Prose and algospeak: the changing language of AI image generation
Pfefferkorn, J., Ethics and Aesthetics of AI Images (2025).
Abstract
This paper explores developments in the relationship between prose and prompting in the use of Large Language Models (LLMs) for visual generation. It observes the push towards increasingly descriptive language by two foundation models specifically marketed to creatives: Leonardo’s Phoenix and Adobe’s Firefly. It then considers how and why prose and ‘algospeak’ prompting has become a vital tool for artists in negotiating the affordances of prompt parameters. This paper argues that the language of prompting is changing through fine-tuning and iterative practices at both the technical and experiential level. Tracing these changes offers further insight into the role of text in the aesthetics of visual generation, as well as the tensions between creative work and corporate ethics-washing.

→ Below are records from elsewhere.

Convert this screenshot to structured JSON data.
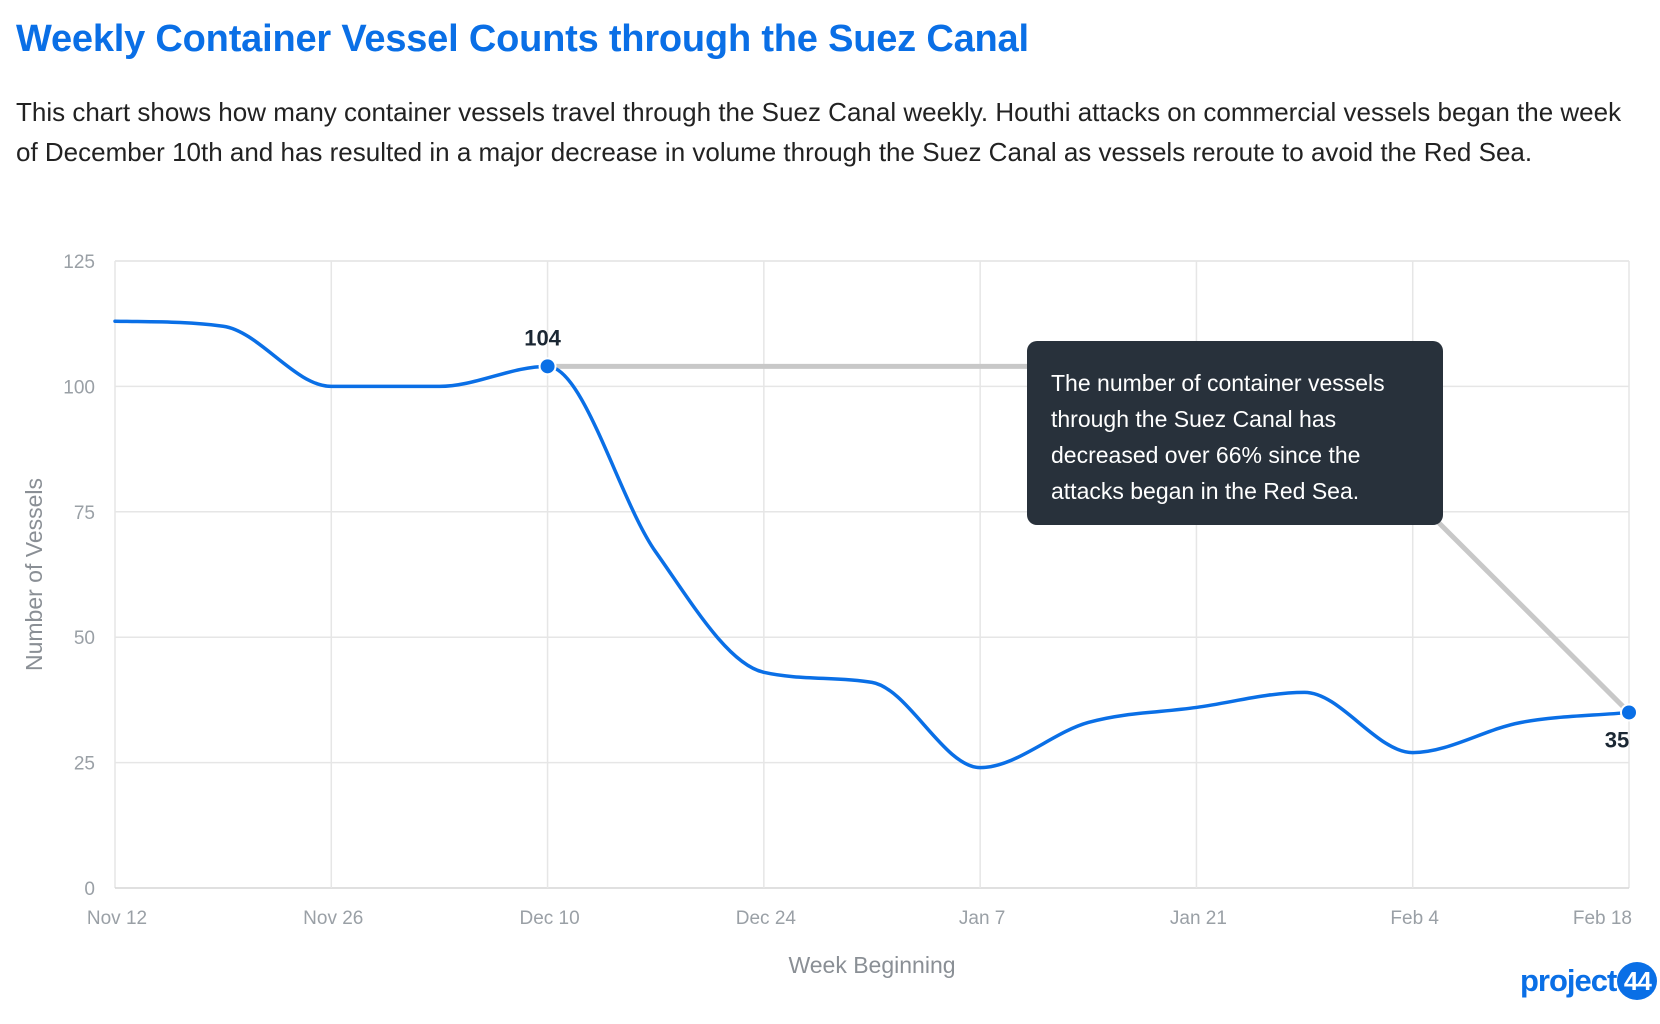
{
  "header": {
    "title": "Weekly Container Vessel Counts through the Suez Canal",
    "description": "This chart shows how many container vessels travel through the Suez Canal weekly. Houthi attacks on commercial vessels began the week of December 10th and has resulted in a major decrease in volume through the Suez Canal as vessels reroute to avoid the Red Sea."
  },
  "chart_data": {
    "type": "line",
    "xlabel": "Week Beginning",
    "ylabel": "Number of Vessels",
    "ylim": [
      0,
      125
    ],
    "y_ticks": [
      0,
      25,
      50,
      75,
      100,
      125
    ],
    "x_tick_labels": [
      "Nov 12",
      "Nov 26",
      "Dec 10",
      "Dec 24",
      "Jan 7",
      "Jan 21",
      "Feb 4",
      "Feb 18"
    ],
    "x": [
      "2023-11-12",
      "2023-11-19",
      "2023-11-26",
      "2023-12-03",
      "2023-12-10",
      "2023-12-17",
      "2023-12-24",
      "2023-12-31",
      "2024-01-07",
      "2024-01-14",
      "2024-01-21",
      "2024-01-28",
      "2024-02-04",
      "2024-02-11",
      "2024-02-18"
    ],
    "series": [
      {
        "name": "",
        "values": [
          113,
          112,
          100,
          100,
          104,
          67,
          43,
          41,
          24,
          33,
          36,
          39,
          27,
          33,
          35
        ]
      }
    ],
    "grid": true,
    "line_color": "#0a6fe6",
    "annotations": [
      {
        "label": "104",
        "x": "2023-12-10",
        "y": 104
      },
      {
        "label": "35",
        "x": "2024-02-18",
        "y": 35
      }
    ],
    "callout_text": "The number of container vessels through the Suez Canal has decreased over 66% since the attacks began in the Red Sea."
  },
  "branding": {
    "logo_word": "project",
    "logo_number": "44"
  },
  "colors": {
    "accent": "#0a6fe6",
    "callout_bg": "#28313b",
    "connector": "#c8c8c8",
    "grid": "#e6e6e6"
  }
}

User interactions with LLMs for visual generation are characterised, at the interface level, by prompting. Promptology aims at optimising user input towards optimised model output. Directives for ‘good’ prompts emphasise a formulaic approach that lists subject, style, details and format. As LLMs have evolved, so too has the prominence of ‘details,’ with both Leonardo and Adobe encouraging increasingly descriptive prompts. This paper first evaluates the aesthetic consequences of prose prompting as a technical feature. For instance, when the visual generation AI model Leonardo launched to the public in December of 2022, it included ‘improve my prompt’ as an optional feature. Built on ChatGPT, the feature takes an existing user prompt and extends it into a highly descriptive prose paragraph with an abundance of adjectives. This feature has carried through into its foundation model ‘Phoenix,’ which was rolled out in July of 2024. With relatively minor changes in output between the simplified original prompts and the prompts ‘improved’ by Leonardo, questions arise around the motivations for the feature. Namely, what aesthetic — sensing and sense-making — value is being generated through the addition of AI-generated descriptive prose?

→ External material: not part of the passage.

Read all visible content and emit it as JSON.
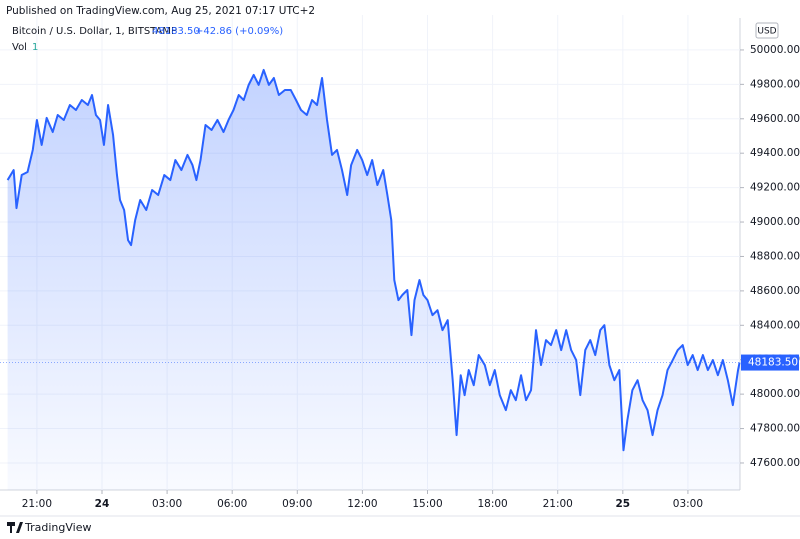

This paper then unpacks the ethical tensions around prompt parameters as a way of contextualising the experiential perspective, wherein prose prompting operates as a negotiated user affordance. Embedded limitations in the prompting process for many models are heralded as holding an ethical imperative, aimed at preventing their misuse. Alongside the fine-tuning of prompt parameters by the companies that own AI models, we have seen the rise of ‘algospeak’ style prompting, whereby users aim to circumnavigate the censorship and moderation of the platform to overcome these limitations. Algospeak prompts are not necessarily mobilised towards nefarious means. Often, they are an attempt at balancing the over-simplified nature of prompt censorship, which conflates things like the post-war art style as a user request for violent imagery, or the depiction of a pregnant stomach with a desire to generate pornographic nudity. The artist-academic Beverley Hood’s process of making her recent work Mother (2024) — an AI-generated photo-film made using Firefly — is provided as a grounded example to elucidate the role of experimental prose and algospeak prompting in visual generation.